Report on Town and Country

Edited by Kevin Barry

From Our Correspondent:

Read through the latest (Town & Country) in an afternoon, but couldn’t really say I enjoyed it.

Nearly didn’t even get past the Intro, which was the kind of hyperbolic, bombastic (half-baked?) twaddle that was hard to take (was it supposed to be irony? I couldn’t tell). No wonder neither the various stories nor the volume as a whole could live up to that. I blame the Editor, as he should have had some say in what went in and (I feel) should at least have tried for a little bit of variety instead of the unrelenting gloom and doom (dirty kitchen sink) stuff we got. I refuse to believe Irish short story writing is this bad (so maybe it WAS irony).

Two exceptions: ‘How I beat the devil’ (Paul Murray) was the only story I thought had any spark or wit about it and ‘Tigerbalm’ was readable (though borrowing heavily from a short story by Stanislaw Lem and from 1984, Matrix etc).

The others, I never got the feeling that the authors particularly cared for their characters, so of course, I didn’t either.
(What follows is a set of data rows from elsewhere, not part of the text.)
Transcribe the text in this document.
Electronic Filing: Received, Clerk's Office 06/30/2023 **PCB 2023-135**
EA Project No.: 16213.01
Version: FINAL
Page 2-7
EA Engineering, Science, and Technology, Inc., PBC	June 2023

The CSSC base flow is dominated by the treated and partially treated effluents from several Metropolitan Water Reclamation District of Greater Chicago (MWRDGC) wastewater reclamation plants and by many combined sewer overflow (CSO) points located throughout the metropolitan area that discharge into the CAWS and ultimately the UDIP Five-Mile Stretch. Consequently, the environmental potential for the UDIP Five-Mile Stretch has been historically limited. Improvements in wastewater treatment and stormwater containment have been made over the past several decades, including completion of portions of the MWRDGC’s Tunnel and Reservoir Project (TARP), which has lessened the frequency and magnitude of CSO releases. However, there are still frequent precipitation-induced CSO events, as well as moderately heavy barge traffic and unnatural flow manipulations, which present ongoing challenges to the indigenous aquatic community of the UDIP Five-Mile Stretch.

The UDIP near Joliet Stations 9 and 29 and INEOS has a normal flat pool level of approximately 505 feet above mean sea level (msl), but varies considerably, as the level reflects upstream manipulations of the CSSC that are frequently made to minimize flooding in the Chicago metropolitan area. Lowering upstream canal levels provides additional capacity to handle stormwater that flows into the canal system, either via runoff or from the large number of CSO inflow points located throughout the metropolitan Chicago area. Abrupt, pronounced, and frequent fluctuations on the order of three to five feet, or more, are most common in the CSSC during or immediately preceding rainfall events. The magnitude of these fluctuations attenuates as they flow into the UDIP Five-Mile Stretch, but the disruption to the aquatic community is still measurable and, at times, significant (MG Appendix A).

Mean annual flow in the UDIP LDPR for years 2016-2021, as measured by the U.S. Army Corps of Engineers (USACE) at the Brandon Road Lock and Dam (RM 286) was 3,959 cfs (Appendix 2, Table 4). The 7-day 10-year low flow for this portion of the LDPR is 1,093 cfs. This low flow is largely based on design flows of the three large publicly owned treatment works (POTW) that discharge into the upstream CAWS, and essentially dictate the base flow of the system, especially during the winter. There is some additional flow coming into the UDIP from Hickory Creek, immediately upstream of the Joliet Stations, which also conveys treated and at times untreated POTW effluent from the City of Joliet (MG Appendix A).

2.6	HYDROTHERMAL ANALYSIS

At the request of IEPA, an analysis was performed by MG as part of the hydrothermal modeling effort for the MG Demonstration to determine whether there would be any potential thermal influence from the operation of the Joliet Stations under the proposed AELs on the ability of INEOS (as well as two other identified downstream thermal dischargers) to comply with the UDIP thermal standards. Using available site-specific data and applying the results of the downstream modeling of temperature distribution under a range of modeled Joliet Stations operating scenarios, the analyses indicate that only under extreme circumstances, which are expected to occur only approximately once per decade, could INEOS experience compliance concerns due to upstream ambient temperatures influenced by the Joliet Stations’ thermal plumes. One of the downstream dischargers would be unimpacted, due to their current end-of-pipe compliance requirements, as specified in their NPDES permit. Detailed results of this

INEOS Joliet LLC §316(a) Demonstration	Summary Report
If (like many) these are heavily based on personal experiences are they simply trying to establish their credential as proper artists because these stories prove they’ve suffered? Or can they only be accepted if they write about ‘real’ situations (‘real’ as in ‘Big Brother’)?

As you can probably guess from the above, I didn’t enjoy it and it gets a score of 2(good)/10 (actually less but I didn’t really add them up + Intro).